CERN has spent the last three weeks consolidating sideways in the $84-88 zone but on Friday shares managed to close above this level (barely). I am almost tempted to chase it here. However, CERN is due to report earnings on October 28th, after the market's closing bell. The stock could see some profit taking on the news so we'll wait. Right now the plan is to launch bullish positions on a dip to $82.00 with a stop loss at $77.75. Our first long-term target is $92.50.

Buy-the-Dip trigger: $82.00

BUY the 2012 January $90 calls (CERN1221A90)

Chart of CERN:


Deere & Co - DE - close: 77.25 change: +0.20

DE is still inching higher and closed the week at new two-year highs. There is no change from my prior comments. We do not want to chase it. Given DE's summer and fall rally higher this is turning into a more aggressive trade. If we are triggered I'm suggesting we use small positions (only half your normal trade size) to limit our risk. Right now the plan is to wait for a dip to $70.00 to open bullish trades. If triggered use a stop at $65.95.

Buy-the-Dip trigger: $70.00 (only half a position)

BUY the 2012 January $75.00 calls (DE1221A75)

Chart of DE:


Ford Moto Co. - F - close: 13.95 change: +0.14

Traders quickly bought the dip on Tuesday and Ford closed the weak near its six-month highs. I still don't want to chase this stock.

I'm suggesting we use a trigger at $12.75 to launch new long-term bullish positions. If triggered we'll use a stop loss at $10.90. Our first upside target is $14.40. Our second, longer-term target is $17.40. FYI: The Point & Figure chart is bullish with a $19.50 target.

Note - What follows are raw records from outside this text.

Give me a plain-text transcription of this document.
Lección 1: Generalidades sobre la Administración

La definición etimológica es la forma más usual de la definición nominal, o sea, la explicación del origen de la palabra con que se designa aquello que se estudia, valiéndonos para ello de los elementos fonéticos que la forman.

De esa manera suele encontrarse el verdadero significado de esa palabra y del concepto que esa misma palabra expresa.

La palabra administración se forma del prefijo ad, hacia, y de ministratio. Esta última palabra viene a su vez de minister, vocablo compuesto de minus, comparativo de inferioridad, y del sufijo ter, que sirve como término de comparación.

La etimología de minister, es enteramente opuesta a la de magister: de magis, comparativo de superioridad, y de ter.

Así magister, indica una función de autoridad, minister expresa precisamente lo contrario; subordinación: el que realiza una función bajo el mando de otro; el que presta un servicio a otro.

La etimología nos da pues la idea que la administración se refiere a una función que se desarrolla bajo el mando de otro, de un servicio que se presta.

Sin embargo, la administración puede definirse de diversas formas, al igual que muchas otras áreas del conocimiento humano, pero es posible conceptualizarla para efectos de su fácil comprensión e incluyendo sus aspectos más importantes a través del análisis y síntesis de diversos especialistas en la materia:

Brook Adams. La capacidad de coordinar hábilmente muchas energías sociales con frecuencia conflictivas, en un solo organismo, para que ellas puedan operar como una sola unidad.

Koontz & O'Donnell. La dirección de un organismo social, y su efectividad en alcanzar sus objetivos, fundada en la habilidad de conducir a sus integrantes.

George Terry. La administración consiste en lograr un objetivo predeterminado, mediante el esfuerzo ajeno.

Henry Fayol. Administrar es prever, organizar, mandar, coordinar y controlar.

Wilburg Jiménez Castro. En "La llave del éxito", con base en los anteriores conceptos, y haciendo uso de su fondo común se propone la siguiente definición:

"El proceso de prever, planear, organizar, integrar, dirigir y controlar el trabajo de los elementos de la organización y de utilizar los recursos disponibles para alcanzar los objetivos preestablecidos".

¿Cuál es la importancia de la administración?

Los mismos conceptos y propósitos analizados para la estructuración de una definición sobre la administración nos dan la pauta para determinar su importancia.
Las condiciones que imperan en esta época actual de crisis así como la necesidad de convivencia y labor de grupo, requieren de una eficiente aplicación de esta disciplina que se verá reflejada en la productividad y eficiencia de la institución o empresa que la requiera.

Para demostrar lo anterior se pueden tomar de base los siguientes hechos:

Buy-the-Dip trigger: $12.75

BUY the 2012 January $12.50 calls (F1221A12.5)

Chart of F:


Home Depot - HD - close: 31.48 change: -0.33

HD slipped toward $30.20 before bouncing sharply last week. Unfortunately that wasn't low enough to hit our trigger at $30.00. You might think this odd but I'm actually moving our trigger lower, down to $29.00. We are facing a week with two reports on home sales and two reports on home prices. I suspect these will disappoint again and home-related stocks could see some selling pressure. Our new trigger is $29.00 and our stop is unchanged at $27.90. Our long-term target is $33.90 and $36.00.

Buy-the-Dip trigger: $29.00

BUY the 2012 Jan $30.00 calls (HD1221A30)

Chart of HD:


Nike Inc. - NKE - close: 81.92 change: -0.19

NKE only lost eight cents for the week as traders quickly bought the dip on Tuesday. NKE remains overbought and due for a real correction. We don't want to chase it here. I am suggesting a trigger to buy call LEAPS at $76.50 with a stop loss at $71.90. Our long-term target is $98.00.

Buy-the-Dip trigger: $76.50

BUY the 2012 Jan $90 calls (NKE1221A90)

Chart of NKE:


Nokia Corp. - NOK - close: 11.06 change: -0.22

NOK saw a little excitement on Thursday as the market reacted to the company's earnings report. NOK delivered a profit of 0.14 euros per share versus the 0.09 euro estimate. Revenues also beat expectations and the stock spiked to $11.62 on Thursday but the 200-dma held its gains in check. I am still expecting a more significant pull back in the next three to four weeks. We'll keep our trigger at $10.25. More conservative traders could eye the 50-dma and wait for a dip to the moving average instead. If we are triggered I'm suggesting a stop loss at $9.45. Our first long-term target is $11.85.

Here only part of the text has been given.